Two-Sided Lossless Expanders in the Unbalanced Setting
Eshan Chattopadhyay, Mohit Gurumukhani, Noam Ringach, Yunya Zhao
TL;DR
This work provides the first explicit construction of two-sided lossless expanders in the unbalanced bipartite setting, anchored by the KT graph built from multiplicity codes. It proves that the KT graph exhibits both left-to-right and right-to-left lossless expansion, and it establishes tightness for right expansion in the regime $n<2s+2$. By taking the bipartite half of the KT graph, the authors also obtain a high-degree, non-bipartite lossless expander with explicit parameters and a free group action, broadening applications to non-bipartite graphs. The results close a gap in unbalanced expander theory and provide explicit graphs with provable expansion properties, potentially enabling new coding-theoretic and combinatorial constructions. Overall, the paper delivers a complete, explicit framework for unbalanced two-sided lossless expanders and their non-bipartite counterparts, with tight, implementable parameter regimes.
Abstract
We present the first explicit construction of two-sided lossless expanders in the unbalanced setting (bipartite graphs that have polynomially many more nodes on the left than on the right). Prior to our work, all known explicit constructions in the unbalanced setting achieved only one-sided lossless expansion.

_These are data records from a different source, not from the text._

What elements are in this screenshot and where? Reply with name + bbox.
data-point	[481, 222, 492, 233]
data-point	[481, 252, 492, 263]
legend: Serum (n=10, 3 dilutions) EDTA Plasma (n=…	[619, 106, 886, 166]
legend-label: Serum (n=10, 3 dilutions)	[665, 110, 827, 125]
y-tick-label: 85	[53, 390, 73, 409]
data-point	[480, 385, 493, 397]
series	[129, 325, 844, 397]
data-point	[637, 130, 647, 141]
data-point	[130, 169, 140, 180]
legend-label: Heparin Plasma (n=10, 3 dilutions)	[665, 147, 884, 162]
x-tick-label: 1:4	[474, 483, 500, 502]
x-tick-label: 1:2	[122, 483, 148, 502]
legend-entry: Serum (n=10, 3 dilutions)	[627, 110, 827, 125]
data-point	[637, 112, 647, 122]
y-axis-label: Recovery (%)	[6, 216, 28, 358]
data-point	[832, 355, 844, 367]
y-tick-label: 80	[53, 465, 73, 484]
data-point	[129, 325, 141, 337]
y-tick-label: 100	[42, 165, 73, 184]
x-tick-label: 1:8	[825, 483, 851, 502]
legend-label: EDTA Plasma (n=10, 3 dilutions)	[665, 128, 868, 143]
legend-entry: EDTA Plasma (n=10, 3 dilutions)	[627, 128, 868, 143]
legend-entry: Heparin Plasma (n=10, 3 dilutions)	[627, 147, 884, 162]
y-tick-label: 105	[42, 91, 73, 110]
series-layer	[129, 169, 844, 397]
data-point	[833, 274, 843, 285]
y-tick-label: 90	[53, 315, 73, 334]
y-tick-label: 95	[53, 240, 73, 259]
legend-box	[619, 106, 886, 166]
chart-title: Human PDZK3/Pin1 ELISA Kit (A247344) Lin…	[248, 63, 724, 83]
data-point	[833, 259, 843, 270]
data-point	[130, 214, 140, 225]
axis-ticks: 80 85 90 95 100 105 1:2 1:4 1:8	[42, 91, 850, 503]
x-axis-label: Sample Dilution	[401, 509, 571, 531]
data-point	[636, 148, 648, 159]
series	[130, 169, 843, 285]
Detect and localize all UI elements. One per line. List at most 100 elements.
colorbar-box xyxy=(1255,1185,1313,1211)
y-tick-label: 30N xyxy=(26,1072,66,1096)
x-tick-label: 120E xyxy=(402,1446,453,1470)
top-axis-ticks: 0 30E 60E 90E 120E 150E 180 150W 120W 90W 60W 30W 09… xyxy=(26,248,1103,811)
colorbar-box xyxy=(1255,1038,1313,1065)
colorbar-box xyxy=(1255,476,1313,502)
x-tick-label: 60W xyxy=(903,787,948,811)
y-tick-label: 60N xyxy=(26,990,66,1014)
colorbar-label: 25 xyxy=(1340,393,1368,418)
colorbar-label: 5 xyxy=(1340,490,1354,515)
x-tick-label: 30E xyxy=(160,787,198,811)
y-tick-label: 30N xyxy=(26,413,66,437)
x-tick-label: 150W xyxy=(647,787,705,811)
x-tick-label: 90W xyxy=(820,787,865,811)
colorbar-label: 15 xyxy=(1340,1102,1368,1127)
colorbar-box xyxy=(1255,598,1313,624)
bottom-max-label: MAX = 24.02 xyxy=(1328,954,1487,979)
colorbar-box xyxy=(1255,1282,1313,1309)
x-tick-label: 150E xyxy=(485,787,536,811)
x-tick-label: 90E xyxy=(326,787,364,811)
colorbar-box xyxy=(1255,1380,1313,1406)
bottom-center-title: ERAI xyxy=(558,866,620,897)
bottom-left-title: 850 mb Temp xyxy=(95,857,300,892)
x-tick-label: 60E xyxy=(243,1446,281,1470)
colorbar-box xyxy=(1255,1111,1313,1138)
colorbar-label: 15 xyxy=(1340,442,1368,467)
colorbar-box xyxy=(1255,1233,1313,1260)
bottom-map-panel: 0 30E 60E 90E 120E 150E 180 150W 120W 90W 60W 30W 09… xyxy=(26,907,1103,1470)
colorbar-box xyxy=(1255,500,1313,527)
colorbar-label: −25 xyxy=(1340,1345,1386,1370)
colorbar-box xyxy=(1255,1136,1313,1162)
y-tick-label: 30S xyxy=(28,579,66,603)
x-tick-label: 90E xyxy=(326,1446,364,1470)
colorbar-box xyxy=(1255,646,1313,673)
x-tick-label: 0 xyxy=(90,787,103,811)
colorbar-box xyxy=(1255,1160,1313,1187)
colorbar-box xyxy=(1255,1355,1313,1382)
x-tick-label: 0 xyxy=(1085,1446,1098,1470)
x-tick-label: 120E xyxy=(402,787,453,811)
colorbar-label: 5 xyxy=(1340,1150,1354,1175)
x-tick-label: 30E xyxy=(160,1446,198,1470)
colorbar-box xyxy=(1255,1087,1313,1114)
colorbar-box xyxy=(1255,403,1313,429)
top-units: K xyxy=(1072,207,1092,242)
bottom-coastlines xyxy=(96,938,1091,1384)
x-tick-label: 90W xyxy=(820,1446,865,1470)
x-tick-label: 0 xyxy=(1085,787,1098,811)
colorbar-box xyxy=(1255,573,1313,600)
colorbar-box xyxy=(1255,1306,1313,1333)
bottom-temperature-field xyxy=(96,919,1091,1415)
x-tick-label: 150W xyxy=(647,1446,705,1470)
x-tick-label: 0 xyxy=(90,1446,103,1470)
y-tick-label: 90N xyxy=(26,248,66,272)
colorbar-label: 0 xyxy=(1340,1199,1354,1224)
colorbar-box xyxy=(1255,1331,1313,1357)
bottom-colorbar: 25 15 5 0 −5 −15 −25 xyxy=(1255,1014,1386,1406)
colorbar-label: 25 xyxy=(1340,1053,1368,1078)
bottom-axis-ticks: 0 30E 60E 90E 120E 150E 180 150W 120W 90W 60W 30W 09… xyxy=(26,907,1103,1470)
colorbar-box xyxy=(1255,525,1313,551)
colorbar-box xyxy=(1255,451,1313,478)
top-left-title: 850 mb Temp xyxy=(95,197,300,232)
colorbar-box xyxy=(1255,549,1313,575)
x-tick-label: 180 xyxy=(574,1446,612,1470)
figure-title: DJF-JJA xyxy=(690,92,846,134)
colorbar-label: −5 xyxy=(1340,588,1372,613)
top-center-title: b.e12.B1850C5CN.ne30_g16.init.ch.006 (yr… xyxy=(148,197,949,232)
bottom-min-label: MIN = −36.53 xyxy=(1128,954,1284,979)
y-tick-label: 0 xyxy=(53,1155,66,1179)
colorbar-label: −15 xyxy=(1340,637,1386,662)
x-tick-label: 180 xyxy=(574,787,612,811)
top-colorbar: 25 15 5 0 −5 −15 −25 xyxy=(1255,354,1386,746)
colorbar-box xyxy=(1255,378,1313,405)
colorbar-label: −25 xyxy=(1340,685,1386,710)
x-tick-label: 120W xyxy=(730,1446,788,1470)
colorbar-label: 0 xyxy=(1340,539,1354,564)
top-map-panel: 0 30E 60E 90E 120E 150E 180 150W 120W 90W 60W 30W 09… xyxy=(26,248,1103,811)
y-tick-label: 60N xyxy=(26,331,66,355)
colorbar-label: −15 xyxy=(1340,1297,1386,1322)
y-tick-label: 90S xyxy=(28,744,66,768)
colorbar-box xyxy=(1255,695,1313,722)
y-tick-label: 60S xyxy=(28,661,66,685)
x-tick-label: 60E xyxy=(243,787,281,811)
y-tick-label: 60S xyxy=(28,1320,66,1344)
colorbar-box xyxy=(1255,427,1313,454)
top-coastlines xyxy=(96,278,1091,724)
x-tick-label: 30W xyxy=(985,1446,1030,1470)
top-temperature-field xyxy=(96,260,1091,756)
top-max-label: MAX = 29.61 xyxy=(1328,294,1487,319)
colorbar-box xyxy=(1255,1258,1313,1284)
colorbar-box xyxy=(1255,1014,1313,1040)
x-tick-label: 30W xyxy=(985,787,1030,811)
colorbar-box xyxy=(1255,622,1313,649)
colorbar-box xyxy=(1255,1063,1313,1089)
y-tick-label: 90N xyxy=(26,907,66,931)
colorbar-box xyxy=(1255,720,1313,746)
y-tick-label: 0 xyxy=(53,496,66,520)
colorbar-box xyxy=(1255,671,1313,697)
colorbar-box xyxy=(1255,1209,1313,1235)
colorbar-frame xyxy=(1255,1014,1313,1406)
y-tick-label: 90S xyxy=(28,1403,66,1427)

Specifically, we show that the one-sided lossless expanders constructed by Kalev and Ta-Shma (RANDOM'22) -- that are based on multiplicity codes introduced by Kopparty, Saraf, and Yekhanin (STOC'11) -- are, in fact, two-sided lossless expanders. Moreover, we show that our result is tight, thus completely characterizing the graph of Kalev and Ta-Shma. Using our unbalanced bipartite expander, we easily obtain lossless (non-bipartite) expander graphs on $N$ vertices with polynomial degree $\ll N$ and expanding sets of size $N^{0.49}$.